Lamentablemente, el título
no es una alusión a la segunda parte de Misión
Imposible, ni a que esta vez ningún miembro del
conocido grupo irlandés U2 haya participado en
su banda sonora (como recordareis, el bajista del grupo
fue el responsable de la actualización musical
de la sintonía de la vieja serie televisiva).
IM2 son las iniciales de iMovie
2, la segunda parte del conocido, y hasta ahora gratuito
para todo el mundo, software de edición y creación
de películas digitales de Apple.
El responsable de su actualización
y de su presentación en sociedad es Steve Jobs,
el i(ncontestable) CEO de Apple Inc. Y el acto se realizó
en la pasada feria MacWorld, celebrada a finales de
julio en Nueva York.
Para ello, y sin ningún
afán personalista, Steve se eligió a si
mismo como protagonista de la película a montar
ante el auditorio (físico y cibernético):
Una visita a la playa (aunque sin bañador -parece
que los americanos visitan el mar como nosotros los
museos) un par de -presuntos- hijos, niño y niña
(qué mono, la parejita) y ninguna mujer.
Steve quería mandar una
peli a sus papás (los abuelos) lamentando no
haber podido ir a verles ese verano.
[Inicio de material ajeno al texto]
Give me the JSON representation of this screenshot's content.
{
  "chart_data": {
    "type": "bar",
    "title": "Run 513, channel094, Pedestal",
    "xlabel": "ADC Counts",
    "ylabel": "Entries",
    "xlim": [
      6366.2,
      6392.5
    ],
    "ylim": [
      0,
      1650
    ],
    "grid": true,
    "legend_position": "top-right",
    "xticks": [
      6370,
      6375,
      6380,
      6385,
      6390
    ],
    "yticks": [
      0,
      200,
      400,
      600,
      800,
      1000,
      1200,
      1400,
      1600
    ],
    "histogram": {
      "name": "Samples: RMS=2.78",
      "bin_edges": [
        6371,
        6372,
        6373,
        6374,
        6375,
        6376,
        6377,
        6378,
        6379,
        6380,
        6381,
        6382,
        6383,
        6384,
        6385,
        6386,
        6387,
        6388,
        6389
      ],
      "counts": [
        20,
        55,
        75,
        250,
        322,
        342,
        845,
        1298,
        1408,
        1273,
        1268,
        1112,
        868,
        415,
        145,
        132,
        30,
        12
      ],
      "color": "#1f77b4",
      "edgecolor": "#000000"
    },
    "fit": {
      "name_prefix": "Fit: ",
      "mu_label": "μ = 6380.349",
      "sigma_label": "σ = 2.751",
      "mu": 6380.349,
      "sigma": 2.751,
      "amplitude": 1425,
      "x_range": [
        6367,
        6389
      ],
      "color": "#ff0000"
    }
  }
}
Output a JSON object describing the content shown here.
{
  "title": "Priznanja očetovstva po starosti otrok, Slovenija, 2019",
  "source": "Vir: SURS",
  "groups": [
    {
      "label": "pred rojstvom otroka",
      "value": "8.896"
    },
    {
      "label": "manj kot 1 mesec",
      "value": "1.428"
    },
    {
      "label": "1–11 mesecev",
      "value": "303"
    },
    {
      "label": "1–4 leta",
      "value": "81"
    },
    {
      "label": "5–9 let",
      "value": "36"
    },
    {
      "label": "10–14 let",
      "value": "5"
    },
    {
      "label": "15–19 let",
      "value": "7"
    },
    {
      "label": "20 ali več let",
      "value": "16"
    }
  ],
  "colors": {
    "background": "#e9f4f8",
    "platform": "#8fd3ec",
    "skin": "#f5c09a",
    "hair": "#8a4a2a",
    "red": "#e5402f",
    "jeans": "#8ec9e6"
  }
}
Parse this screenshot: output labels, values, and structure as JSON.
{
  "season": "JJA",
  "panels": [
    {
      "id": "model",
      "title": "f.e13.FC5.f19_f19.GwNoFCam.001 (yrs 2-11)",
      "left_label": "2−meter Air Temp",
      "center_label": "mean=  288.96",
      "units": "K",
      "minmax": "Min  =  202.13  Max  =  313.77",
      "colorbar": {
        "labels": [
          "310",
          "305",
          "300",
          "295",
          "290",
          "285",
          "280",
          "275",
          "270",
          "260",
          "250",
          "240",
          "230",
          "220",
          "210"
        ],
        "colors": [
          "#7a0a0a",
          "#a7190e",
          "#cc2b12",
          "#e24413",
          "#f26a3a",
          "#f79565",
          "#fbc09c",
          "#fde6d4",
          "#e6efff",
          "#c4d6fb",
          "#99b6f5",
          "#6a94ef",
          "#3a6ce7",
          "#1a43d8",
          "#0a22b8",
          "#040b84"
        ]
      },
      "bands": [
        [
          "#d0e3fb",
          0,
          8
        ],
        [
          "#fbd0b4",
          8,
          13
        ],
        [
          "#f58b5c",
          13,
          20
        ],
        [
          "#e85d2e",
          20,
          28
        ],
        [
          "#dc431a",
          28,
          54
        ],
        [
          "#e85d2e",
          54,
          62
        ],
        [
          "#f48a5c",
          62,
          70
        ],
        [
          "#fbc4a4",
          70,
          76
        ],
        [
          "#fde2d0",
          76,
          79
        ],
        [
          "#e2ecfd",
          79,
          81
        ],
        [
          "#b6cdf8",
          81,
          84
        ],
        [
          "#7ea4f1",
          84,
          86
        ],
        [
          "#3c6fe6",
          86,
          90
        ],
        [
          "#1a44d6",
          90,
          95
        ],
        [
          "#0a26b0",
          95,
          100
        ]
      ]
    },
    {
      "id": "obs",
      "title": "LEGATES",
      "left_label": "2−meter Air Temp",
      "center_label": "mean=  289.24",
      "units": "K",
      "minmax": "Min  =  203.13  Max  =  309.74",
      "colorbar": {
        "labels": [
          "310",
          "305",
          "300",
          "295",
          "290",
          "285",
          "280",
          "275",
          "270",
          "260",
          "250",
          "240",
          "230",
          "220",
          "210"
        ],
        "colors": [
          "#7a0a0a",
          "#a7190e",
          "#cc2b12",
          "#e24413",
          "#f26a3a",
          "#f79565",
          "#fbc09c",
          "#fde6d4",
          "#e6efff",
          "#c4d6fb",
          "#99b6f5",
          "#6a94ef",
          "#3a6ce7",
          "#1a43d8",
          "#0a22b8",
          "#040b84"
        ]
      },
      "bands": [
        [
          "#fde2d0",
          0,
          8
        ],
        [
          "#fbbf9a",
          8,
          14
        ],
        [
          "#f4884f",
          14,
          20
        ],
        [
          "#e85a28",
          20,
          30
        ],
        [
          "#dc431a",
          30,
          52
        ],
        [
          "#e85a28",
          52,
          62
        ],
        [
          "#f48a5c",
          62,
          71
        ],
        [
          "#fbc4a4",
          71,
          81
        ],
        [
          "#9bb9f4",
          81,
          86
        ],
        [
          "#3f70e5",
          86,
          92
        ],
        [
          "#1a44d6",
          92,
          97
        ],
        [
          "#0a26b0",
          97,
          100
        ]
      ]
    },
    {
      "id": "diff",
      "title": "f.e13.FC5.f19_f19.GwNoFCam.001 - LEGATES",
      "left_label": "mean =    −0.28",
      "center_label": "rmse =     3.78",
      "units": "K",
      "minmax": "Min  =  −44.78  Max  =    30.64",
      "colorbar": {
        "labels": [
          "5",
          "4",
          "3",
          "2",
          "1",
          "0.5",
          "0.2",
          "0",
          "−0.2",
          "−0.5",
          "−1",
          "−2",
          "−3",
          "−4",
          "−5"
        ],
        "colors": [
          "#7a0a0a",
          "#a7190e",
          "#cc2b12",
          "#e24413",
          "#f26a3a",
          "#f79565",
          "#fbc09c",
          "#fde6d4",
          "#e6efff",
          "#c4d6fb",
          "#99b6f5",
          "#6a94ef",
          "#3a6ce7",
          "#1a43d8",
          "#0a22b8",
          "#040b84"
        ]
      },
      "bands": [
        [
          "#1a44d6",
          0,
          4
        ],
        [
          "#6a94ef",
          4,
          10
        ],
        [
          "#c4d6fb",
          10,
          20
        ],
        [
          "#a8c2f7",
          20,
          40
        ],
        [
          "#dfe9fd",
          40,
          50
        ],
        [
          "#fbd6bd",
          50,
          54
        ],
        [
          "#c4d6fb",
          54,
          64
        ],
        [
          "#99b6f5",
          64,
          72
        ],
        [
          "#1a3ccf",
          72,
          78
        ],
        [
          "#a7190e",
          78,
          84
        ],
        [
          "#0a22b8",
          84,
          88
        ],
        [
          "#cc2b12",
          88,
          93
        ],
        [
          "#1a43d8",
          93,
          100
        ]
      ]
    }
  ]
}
Como fondo, y en
la línea de la publicidad de Apple -que utiliza
músicas conocidas para los fondos de sus anuncios
televisivos-, eligió una popular creación
del cuarteto U2 (a la sazón, compuesta por Bono
para reconquistar a su mujer, en una época de
crisis marital &endash;hmm
¿querrá
eso decir algo?).
Y allí, durante cinco
minutos, machacó los oídos de los espectadores,
repitiendo una y otra vez el principio de "The sweetest
thing". Me imagino que más de uno estaba al borde
de la histeria.
Algún tiempo después,
para refrescar lo que había visto en directo,
y aprovechando que estaba sobrado de paciencia, me dirigí
a la web de Apple para revisionar en streaming la actuación
de Jobs.
¡Sorpresa! Cuando se cumplía
aproximadamente una hora de presentación, llegaba
la demo de iMovie 2 y, misteriosamente, el audio desaparecía.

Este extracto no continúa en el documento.